Chinese producer prices accelerated in September 2017, while consumer price increases slowed. The National Bureau of Statistics reported this weekend that China’s PPI was up 6.9% year-over-year, a quicker pace than the 6.3% estimated for August and a 5.5% rate in July. Earlier in the year producer prices were driven mostly by 2016’s oil rebound, along with those in the rest of the global economy, but in recent months there has been more influence from other industrial metals like copper and iron.
Where the Chinese PPI is being boosted by these market shifts, consumer prices are not. It suggests the same disparity between those raw market prices and those ultimately yielded by later economic processes. China’s CPI registered only 1.6% growth year-over-year in September, down from 1.8% in August and 2.5% back in January 2017. The government has mandated for this year, as is usual, a 3% CPI rate as its definition of “price stability.”

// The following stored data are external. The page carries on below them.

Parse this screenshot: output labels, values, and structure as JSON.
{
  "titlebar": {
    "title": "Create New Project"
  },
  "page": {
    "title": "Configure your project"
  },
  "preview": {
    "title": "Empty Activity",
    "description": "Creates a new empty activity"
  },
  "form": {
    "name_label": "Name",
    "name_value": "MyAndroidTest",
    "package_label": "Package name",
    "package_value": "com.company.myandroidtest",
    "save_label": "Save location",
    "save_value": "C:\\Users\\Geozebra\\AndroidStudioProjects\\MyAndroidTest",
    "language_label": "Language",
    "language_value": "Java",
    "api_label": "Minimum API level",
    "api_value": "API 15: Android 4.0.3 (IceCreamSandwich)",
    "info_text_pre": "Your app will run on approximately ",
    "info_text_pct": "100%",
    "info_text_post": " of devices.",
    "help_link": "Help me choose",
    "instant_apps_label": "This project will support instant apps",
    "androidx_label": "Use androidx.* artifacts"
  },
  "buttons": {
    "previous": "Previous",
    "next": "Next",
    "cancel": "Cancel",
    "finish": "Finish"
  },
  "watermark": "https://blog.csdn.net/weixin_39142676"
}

This disparity suggests the difficulties for industrial firms in passing along price increases to customers (weak end demand). Chinese industrial profits are up and have been since last year, but that increase is due to these price effects bolstering the resource sector over and above the price squeeze occurring in the manufacturing sector.

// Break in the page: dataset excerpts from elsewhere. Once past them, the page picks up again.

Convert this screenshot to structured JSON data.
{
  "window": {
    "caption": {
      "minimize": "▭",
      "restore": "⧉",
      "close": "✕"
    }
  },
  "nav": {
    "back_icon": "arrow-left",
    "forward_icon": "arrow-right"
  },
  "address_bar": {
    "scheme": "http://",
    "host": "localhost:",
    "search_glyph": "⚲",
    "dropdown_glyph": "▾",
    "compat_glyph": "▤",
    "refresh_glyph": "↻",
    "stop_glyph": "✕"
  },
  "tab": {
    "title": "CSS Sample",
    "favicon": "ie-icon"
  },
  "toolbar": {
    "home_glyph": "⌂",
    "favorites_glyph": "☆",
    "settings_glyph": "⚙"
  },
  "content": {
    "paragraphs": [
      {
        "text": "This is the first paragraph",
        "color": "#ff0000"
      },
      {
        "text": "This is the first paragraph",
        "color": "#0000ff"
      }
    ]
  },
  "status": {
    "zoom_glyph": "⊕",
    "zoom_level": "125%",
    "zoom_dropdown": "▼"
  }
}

Because the global economy has not rebounded all that much, either, Chinese manufacturers are left without the possibility of passing off some of that PPI to global customers in the US and in Europe. It’s as if these industrial metals prices are in some ways detached (fears over pollution controls, for one) from economic fundamentals.

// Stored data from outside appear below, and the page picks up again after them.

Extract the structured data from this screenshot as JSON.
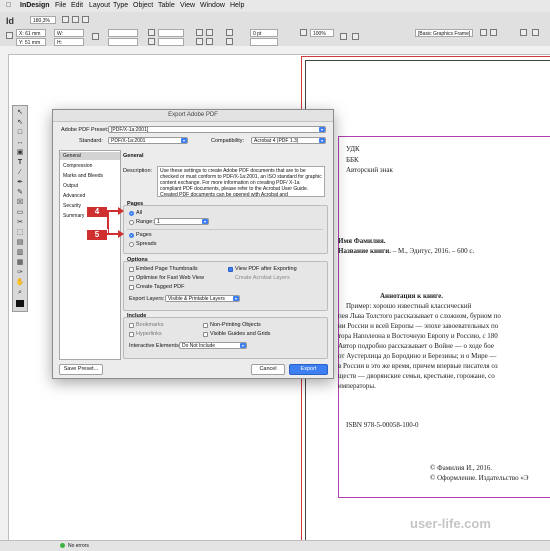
{
  "menubar": {
    "apple": "",
    "items": [
      "InDesign",
      "File",
      "Edit",
      "Layout",
      "Type",
      "Object",
      "Table",
      "View",
      "Window",
      "Help"
    ]
  },
  "control": {
    "zoom": "180,3%",
    "x": "X: 61 mm",
    "y": "Y: 51 mm",
    "w": "W:",
    "h": "H:",
    "stroke_weight": "0 pt",
    "percent": "100%",
    "frame_style": "[Basic Graphics Frame]"
  },
  "dialog": {
    "title": "Export Adobe PDF",
    "preset_label": "Adobe PDF Preset:",
    "preset_value": "[PDF/X-1a:2001]",
    "standard_label": "Standard:",
    "standard_value": "PDF/X-1a:2001",
    "compat_label": "Compatibility:",
    "compat_value": "Acrobat 4 (PDF 1.3)",
    "nav": [
      "General",
      "Compression",
      "Marks and Bleeds",
      "Output",
      "Advanced",
      "Security",
      "Summary"
    ],
    "section_title": "General",
    "desc_label": "Description:",
    "description": "Use these settings to create Adobe PDF documents that are to be checked or must conform to PDF/X-1a:2001, an ISO standard for graphic content exchange. For more information on creating PDF/ X-1a compliant PDF documents, please refer to the Acrobat User Guide. Created PDF documents can be opened with Acrobat and",
    "pages_legend": "Pages",
    "all_label": "All",
    "range_label": "Range:",
    "range_value": "1",
    "pages_label": "Pages",
    "spreads_label": "Spreads",
    "options_legend": "Options",
    "embed_thumbs": "Embed Page Thumbnails",
    "view_after": "View PDF after Exporting",
    "optimise": "Optimise for Fast Web View",
    "create_acrobat": "Create Acrobat Layers",
    "tagged": "Create Tagged PDF",
    "export_layers_label": "Export Layers:",
    "export_layers_value": "Visible & Printable Layers",
    "include_legend": "Include",
    "bookmarks": "Bookmarks",
    "non_printing": "Non-Printing Objects",
    "hyperlinks": "Hyperlinks",
    "visible_guides": "Visible Guides and Grids",
    "interactive_label": "Interactive Elements:",
    "interactive_value": "Do Not Include",
    "save_preset": "Save Preset...",
    "cancel": "Cancel",
    "export": "Export",
    "badge_4": "4",
    "badge_5": "5"
  },
  "page": {
    "udk": "УДК",
    "bbk": "ББК",
    "author_mark": "Авторский знак",
    "author_name": "Имя Фамилия.",
    "book_title_bold": "Название книги.",
    "book_title_rest": " – М., Эдитус, 2016. – 600 с.",
    "annotation_title": "Аннотация к книге.",
    "lines": [
      "Пример: хорошо известный классический",
      "пея Льва Толстого рассказывает о сложном, бурном по",
      "ии России и всей Европы — эпохе завоевательных по",
      "тора Наполеона в Восточную Европу и Россию, с 180",
      "Автор подробно рассказывает о Войне — о ходе бое",
      "от Аустерлица до Бородино и Березины; и о Мире —",
      "в России в это же время, причем впервые писателя оз",
      "ществ — дворянские семьи, крестьяне, горожане, со",
      "императоры."
    ],
    "isbn": "ISBN 978-5-00058-100-0",
    "copyright1": "© Фамилия И., 2016.",
    "copyright2": "© Оформление. Издательство «Э"
  },
  "status": {
    "errors": "No errors"
  },
  "watermark": "user-life.com"
}
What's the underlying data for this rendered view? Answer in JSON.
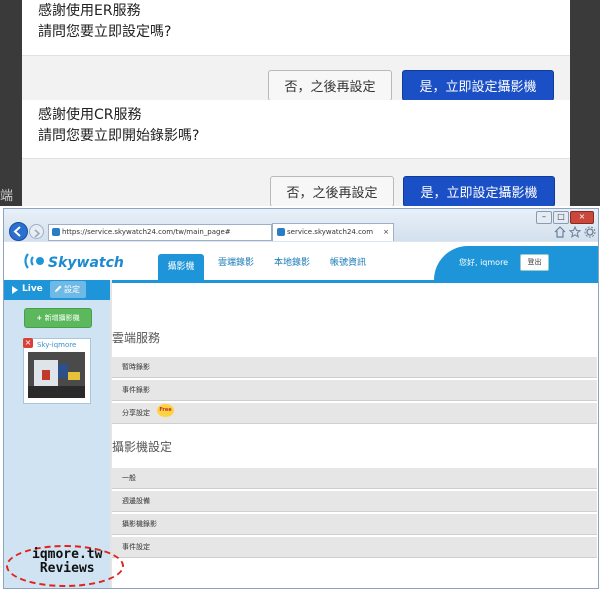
{
  "dialog_er": {
    "line1": "感謝使用ER服務",
    "line2": "請問您要立即設定嗎?",
    "btn_later": "否，之後再設定",
    "btn_now": "是，立即設定攝影機"
  },
  "dialog_cr": {
    "line1": "感謝使用CR服務",
    "line2": "請問您要立即開始錄影嗎?",
    "btn_later": "否，之後再設定",
    "btn_now": "是，立即設定攝影機",
    "partial_text": "端"
  },
  "browser": {
    "url": "https://service.skywatch24.com/tw/main_page#",
    "tab_title": "service.skywatch24.com",
    "tab_close": "×"
  },
  "site": {
    "logo_text": "Skywatch",
    "nav": [
      "攝影機",
      "雲端錄影",
      "本地錄影",
      "帳號資訊"
    ],
    "greeting": "您好, iqmore",
    "logout": "登出",
    "live_label": "Live",
    "settings_label": "設定",
    "add_camera": "新增攝影機",
    "camera_name": "Sky-iqmore",
    "cloud_section": "雲端服務",
    "cloud_rows": [
      "暫時錄影",
      "事件錄影",
      "分享設定"
    ],
    "free_badge": "Free",
    "camera_section": "攝影機設定",
    "camera_rows": [
      "一般",
      "週邊設備",
      "攝影機錄影",
      "事件設定"
    ]
  },
  "watermark": {
    "line1": "iqmore.tw",
    "line2": "Reviews"
  },
  "colors": {
    "primary_blue": "#1a4fc5",
    "brand_blue": "#1d95d8",
    "green": "#5cb85c"
  }
}
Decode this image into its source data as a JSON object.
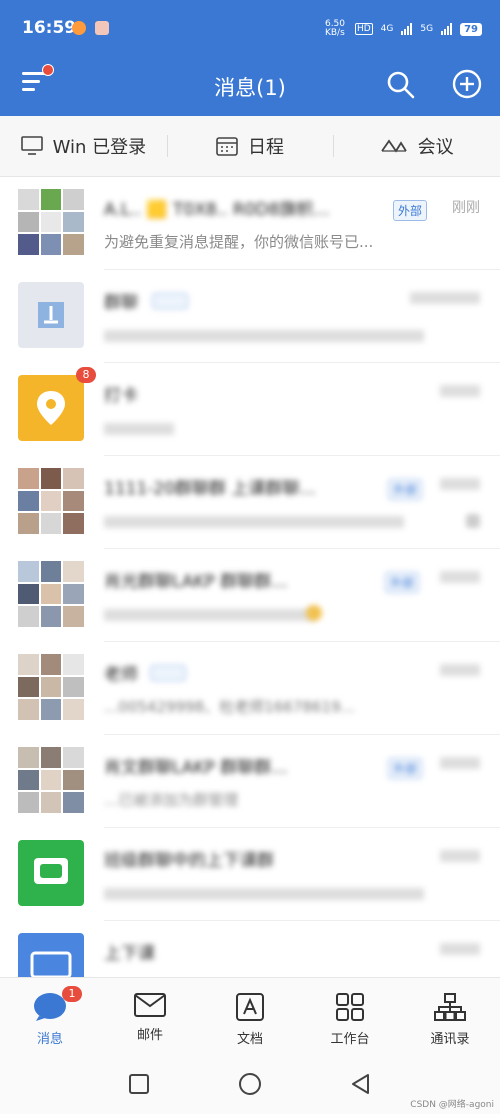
{
  "status_bar": {
    "time": "16:59",
    "net_speed": "6.50 KB/s",
    "hd1": "HD",
    "network1": "4G",
    "network2": "5G",
    "battery": "79"
  },
  "header": {
    "title": "消息(1)",
    "menu_icon": "hamburger-icon",
    "search_icon": "search-icon",
    "add_icon": "plus-circle-icon"
  },
  "quickbar": {
    "win_login": "Win 已登录",
    "schedule": "日程",
    "meeting": "会议"
  },
  "messages": [
    {
      "name": "A.L.. 🟨 T0X8.. R0D8旗帜...",
      "tag": "外部",
      "time": "刚刚",
      "preview": "为避免重复消息提醒，你的微信账号已..."
    },
    {
      "name": "群聊",
      "tag": "",
      "time": "",
      "preview": "",
      "badge": ""
    },
    {
      "name": "打卡",
      "tag": "",
      "time": "",
      "preview": "",
      "badge": "8"
    },
    {
      "name": "1111-20群聊群 上课群聊...",
      "tag": "外部",
      "time": "",
      "preview": ""
    },
    {
      "name": "肖光群聊LAKP 群聊群...",
      "tag": "外部",
      "time": "",
      "preview": ""
    },
    {
      "name": "老师",
      "tag": "",
      "time": "",
      "preview": "...005429998、杜老师16678619..."
    },
    {
      "name": "肖文群聊LAKP 群聊群...",
      "tag": "外部",
      "time": "",
      "preview": "...已被添加为群管理"
    },
    {
      "name": "班级群聊中的上下课群",
      "tag": "",
      "time": "",
      "preview": ""
    },
    {
      "name": "上下课",
      "tag": "",
      "time": "",
      "preview": ""
    }
  ],
  "bottom_nav": [
    {
      "label": "消息",
      "icon": "chat-bubble-icon",
      "badge": "1",
      "active": true
    },
    {
      "label": "邮件",
      "icon": "mail-icon",
      "active": false
    },
    {
      "label": "文档",
      "icon": "document-icon",
      "active": false
    },
    {
      "label": "工作台",
      "icon": "grid-icon",
      "active": false
    },
    {
      "label": "通讯录",
      "icon": "org-chart-icon",
      "active": false
    }
  ],
  "watermark": "CSDN @网络-agoni"
}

As noted last week, US inflation remains suspiciously subdued, as well. No matter how much any one central bank does (or does not), consumer prices have largely ignored those efforts. The PBOC has contributed since the start of 2016 to those energies in RMB terms. That the outcome is the same for Chinese consumer prices as US consumer prices again reflects global money as opposed to local central bank theory and experiment.